Another creature that kills humans because of CO2? I predict a bright future ahead for the vampire bat on the EPA's endangered species list.

Anonymous said...

Since we are cooling, on the other hand, we can expect such incidents to decrease as the viable living zone of vampire bats is pushed South.

Anonymous said...

I recall about 15 years ago that a woman from Massachusetts had been bitten by a rabid dog while trekking in Nepal, did not have it checked, and died three weeks after returning home to Massachusetts.

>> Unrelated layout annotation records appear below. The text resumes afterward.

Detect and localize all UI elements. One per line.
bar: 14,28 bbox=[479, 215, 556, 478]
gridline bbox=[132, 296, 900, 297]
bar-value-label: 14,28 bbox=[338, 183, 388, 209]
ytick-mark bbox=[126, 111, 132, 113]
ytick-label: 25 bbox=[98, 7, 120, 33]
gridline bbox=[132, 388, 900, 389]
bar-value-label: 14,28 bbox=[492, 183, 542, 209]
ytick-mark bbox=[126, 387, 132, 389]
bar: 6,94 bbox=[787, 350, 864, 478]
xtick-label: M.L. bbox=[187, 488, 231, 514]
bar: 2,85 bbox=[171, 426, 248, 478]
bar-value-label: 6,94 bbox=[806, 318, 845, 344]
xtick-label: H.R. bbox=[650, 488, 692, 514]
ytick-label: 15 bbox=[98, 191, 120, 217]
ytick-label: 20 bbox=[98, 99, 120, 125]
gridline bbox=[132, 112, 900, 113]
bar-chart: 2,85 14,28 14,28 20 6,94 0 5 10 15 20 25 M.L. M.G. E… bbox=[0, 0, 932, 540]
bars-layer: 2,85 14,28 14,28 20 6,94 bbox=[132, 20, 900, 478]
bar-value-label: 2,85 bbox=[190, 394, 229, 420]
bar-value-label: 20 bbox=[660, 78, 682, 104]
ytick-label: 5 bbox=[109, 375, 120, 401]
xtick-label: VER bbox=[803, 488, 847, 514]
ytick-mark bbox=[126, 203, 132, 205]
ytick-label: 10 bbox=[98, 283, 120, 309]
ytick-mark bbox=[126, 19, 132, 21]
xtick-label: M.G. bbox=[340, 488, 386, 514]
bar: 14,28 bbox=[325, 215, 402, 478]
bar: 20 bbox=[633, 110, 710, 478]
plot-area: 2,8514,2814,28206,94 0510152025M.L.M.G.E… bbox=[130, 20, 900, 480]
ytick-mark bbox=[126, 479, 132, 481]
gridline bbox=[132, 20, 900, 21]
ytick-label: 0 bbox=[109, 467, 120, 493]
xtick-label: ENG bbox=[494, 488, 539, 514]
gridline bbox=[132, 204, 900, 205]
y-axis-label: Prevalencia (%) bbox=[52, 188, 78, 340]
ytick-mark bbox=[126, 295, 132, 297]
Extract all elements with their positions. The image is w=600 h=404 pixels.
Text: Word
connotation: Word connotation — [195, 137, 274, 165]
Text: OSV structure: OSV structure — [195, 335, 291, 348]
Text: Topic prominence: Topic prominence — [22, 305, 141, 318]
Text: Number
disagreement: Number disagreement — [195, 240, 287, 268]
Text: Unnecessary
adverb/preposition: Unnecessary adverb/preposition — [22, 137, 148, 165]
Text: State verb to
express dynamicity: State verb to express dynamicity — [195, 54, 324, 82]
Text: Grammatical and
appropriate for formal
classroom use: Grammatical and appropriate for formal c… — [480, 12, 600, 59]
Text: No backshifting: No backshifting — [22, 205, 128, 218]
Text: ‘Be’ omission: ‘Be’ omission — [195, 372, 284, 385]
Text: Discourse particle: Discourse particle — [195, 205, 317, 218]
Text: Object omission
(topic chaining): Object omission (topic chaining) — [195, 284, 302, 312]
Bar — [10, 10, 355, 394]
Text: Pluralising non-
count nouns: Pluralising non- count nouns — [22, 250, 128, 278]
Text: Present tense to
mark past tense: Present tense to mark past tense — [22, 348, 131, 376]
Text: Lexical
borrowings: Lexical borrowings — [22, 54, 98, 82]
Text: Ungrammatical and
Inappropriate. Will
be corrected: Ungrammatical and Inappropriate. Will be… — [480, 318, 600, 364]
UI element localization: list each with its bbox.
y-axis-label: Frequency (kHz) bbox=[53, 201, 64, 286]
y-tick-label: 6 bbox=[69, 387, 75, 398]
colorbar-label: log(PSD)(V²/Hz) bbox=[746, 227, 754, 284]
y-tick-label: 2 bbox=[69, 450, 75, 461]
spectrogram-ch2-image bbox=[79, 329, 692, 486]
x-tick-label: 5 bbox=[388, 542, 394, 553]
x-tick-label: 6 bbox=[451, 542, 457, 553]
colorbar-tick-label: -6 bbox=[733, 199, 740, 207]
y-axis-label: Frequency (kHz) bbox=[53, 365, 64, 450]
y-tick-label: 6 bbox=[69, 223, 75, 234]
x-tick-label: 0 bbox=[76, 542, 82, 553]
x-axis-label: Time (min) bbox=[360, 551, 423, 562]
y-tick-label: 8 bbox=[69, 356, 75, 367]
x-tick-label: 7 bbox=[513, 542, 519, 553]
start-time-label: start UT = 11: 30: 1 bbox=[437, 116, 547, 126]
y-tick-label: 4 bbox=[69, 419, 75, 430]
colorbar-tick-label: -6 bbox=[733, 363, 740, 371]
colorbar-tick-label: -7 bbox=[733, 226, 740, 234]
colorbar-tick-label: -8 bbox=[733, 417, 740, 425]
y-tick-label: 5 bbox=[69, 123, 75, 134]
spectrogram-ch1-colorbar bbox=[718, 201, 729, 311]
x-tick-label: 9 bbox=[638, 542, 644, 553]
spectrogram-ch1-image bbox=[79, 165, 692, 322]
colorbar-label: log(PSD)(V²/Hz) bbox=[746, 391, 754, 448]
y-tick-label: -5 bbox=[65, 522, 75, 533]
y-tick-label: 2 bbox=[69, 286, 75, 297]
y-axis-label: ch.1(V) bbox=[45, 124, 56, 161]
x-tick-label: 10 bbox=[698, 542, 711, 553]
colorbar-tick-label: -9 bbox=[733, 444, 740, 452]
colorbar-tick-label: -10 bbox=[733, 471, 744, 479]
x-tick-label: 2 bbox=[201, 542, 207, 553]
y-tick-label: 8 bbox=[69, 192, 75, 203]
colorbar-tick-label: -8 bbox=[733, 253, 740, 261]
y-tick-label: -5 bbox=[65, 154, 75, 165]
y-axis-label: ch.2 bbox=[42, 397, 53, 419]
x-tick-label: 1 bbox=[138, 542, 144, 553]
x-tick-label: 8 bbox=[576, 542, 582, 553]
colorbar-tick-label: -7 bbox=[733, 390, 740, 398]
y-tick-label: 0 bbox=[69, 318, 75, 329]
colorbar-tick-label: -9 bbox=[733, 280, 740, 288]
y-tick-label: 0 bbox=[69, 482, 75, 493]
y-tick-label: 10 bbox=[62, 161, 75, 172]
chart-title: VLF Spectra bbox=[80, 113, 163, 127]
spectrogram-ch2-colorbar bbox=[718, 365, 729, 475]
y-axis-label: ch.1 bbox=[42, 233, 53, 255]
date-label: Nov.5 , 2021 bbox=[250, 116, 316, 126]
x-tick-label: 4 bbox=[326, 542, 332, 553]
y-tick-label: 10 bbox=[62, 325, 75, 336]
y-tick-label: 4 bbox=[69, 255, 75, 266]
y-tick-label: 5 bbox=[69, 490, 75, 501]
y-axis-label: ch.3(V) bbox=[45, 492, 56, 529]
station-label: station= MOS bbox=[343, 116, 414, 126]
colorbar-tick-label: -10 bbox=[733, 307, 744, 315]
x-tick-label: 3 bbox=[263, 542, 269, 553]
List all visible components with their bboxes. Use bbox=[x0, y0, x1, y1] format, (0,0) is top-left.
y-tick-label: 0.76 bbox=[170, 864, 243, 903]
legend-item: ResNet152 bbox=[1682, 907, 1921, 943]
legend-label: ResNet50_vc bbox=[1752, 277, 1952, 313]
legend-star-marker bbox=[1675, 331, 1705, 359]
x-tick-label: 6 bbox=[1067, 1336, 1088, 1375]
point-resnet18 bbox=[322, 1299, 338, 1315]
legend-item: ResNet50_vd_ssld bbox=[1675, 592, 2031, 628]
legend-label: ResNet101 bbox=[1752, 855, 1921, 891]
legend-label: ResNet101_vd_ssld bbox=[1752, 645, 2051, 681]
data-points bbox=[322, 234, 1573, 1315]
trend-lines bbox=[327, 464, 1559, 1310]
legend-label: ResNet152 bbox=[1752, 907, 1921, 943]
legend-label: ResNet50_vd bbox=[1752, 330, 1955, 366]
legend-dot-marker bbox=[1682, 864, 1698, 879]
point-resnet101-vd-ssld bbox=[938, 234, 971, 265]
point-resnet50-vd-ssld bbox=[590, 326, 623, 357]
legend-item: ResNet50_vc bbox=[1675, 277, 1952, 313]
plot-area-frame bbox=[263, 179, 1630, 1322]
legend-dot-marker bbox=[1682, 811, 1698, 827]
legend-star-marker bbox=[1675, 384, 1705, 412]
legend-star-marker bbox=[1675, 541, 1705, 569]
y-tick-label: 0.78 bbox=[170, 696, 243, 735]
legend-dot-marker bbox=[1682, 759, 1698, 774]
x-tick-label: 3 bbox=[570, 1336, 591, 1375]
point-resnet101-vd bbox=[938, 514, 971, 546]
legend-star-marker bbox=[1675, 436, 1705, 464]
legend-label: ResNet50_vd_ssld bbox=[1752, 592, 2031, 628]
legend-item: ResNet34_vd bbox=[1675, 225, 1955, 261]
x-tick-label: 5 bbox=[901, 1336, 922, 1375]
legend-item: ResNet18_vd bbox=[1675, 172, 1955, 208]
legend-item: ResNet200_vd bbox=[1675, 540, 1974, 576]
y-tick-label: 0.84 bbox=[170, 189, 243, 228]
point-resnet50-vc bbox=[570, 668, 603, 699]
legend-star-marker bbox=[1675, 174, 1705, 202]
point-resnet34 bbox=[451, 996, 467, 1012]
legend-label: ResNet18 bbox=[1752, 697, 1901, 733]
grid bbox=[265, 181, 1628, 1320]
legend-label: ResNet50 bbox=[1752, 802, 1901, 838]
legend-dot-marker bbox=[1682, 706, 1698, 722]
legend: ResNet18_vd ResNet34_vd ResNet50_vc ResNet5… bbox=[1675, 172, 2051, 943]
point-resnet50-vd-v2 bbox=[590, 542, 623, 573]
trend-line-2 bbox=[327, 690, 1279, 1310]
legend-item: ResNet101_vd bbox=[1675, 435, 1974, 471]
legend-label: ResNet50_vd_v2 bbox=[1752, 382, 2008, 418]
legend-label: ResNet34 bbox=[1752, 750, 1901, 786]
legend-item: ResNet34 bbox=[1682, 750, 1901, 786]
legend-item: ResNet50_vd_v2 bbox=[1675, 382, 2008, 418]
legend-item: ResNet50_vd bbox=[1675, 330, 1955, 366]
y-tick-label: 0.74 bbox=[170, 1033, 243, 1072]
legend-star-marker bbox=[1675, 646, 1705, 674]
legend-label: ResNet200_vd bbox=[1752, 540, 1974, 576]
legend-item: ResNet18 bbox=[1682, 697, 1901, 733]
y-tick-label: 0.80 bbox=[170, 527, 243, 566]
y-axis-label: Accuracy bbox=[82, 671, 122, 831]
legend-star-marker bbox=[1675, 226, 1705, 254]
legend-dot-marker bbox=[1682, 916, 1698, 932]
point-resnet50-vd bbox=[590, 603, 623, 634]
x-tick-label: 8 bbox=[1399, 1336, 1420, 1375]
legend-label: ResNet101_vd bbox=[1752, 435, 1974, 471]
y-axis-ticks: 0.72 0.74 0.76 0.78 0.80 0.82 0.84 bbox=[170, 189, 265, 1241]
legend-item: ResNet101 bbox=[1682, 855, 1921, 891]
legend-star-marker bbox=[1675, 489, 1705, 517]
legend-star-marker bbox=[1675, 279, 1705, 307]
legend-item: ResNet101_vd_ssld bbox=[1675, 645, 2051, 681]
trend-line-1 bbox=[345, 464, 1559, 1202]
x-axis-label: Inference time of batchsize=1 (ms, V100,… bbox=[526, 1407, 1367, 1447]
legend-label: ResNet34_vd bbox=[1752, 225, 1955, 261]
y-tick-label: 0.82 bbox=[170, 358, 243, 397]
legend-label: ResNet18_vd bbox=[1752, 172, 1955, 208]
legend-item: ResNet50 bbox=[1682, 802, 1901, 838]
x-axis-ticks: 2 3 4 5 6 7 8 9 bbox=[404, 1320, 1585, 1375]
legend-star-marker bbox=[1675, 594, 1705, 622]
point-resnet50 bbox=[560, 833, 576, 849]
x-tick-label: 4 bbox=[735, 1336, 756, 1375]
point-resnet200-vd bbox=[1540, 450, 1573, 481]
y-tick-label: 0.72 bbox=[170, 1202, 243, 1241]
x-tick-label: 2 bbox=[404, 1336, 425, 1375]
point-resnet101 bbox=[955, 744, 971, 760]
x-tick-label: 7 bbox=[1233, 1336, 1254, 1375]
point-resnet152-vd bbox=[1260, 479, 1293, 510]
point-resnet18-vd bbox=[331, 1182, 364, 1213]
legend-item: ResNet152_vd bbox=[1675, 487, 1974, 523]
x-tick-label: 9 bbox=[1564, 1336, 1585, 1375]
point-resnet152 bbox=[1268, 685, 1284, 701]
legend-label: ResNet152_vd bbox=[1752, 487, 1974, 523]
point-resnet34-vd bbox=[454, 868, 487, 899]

Did AGW cause that? And can we expect more Western trekkers dying from rabies after trekking, all due to AGW?

The syllogism in this article is preposterous. The CDC should be ashamed.

Anonymous said...

The only migration here was the teen crossing the border. The bat stayed home. But, as we all know, up is down, wrong is right, and the cow jumped over the moon....

Brian G Valentine said...

I'm not sure what CDC meant to say, we have the statement from the bat conservation organization

"According to Bat Conservation International, "Bat rabies accounts for approximately one human death per year in the United States. Thus, some people consider bats to be dangerous." To put the rate in perspective," Merlin Tuttle, an active member of Bat Conservation International (BCI), states, "bicycle accidents killed 800 people, bee stings 95, and dog attacks 20 in the most recent year of reporting for the United States alone. Due to successful dog and cat vaccination programs, rabies is now the second rarest disease in the United States and Canada, behind polio." Clearly, bats do not rank very high among mortality threats to humans. Nevertheless, prudence and simple precautions can save lives.